お互いに「無理をしない」状態
「彼のほうも、初対面のときは私と今のような感じになるとは思っていなかったそうで、『気楽に話せる女友達』の感覚だったと思います」
そう振り返る話ができるほど、今は心の距離が近いその男性とは、月に数回のデートを「夜遅い時間まで一緒にいる」程度の親密度があります。
お互いに好意があるのは伝わっている、それでもきっぱりとした「交際」の形に踏み切らないのは、
「今の距離感が居心地がいいからです」
と、優美さんは言い切ります。
過去の恋愛で何に懲りたのか、「男性から一方的に在り方を押し付けられる」ことより「自分を曲げてまで男性との交際にしがみつく怖さ」だったことが、今はわかるそうです。

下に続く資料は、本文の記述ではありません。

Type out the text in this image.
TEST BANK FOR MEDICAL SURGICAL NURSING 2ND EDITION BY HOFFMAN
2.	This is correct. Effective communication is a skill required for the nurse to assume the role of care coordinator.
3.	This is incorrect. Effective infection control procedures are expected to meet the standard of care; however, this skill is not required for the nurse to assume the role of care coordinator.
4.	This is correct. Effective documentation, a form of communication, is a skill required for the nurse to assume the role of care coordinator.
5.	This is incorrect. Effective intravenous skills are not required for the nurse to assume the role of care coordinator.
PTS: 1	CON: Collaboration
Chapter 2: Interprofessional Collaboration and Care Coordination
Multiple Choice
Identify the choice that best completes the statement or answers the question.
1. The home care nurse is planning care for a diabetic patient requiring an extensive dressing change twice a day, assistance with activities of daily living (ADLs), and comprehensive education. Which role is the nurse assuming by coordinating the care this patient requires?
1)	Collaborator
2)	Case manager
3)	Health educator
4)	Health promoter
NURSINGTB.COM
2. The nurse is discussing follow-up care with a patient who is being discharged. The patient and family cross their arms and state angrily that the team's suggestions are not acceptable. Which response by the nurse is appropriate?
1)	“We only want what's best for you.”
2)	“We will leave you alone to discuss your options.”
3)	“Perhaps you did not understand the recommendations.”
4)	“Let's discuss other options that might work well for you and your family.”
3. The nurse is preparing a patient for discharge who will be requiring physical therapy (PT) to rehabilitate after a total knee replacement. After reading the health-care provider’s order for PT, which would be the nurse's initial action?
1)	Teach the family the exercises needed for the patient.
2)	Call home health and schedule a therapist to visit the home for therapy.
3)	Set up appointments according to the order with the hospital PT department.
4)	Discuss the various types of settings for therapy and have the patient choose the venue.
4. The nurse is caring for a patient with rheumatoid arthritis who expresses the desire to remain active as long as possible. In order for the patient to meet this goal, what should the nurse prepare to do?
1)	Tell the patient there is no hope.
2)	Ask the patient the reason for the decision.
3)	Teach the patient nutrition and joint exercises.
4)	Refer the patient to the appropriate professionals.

「結婚に焦らなくなった今は、今の彼ともがんばって恋人関係にする気が起こらなくて。
私も彼も結婚はしなくていいと話すけれど、いざ付き合ったら変わるかもしれないし、今の状態でも特に不安がないのですよね」
穏やかな声でそう話す優美さんは、「無理をしたくない」という気持ちが強いように感じました。
30代のように勢いや体力があるときなら、すんなりと交際の形に収まりそうですが、あえてそれを避けるのではなく「ふたりが作る流れに身を任せる」おおらかさが、優美さんを追い詰めないのかもしれません。
ここで疑問に思ったのが男性への信頼についてで、「自分以外の女性と彼が親しくなる可能性などは浮かびませんか」と尋ねると、
「それは怖いです、もちろん。
でもお互いさまですよね、私だって外では『彼氏ナシ』で通しているし。
私に隠れて誰かと会っている雰囲気はないし、いろいろと話してくれる態度もずっと変わらないし、何かあっても柔軟に対応してくれるのを見ると、それは大丈夫なのかなと思うときが多いです」
と、自分と同じように無理をしていないと感じる男性の姿を受け止めていました。
交際にこだわらなくても、今の状態がふたりにとって無理なく過ごせる形であってそれを受け入れられるなら、一番の安心ではないでしょうか。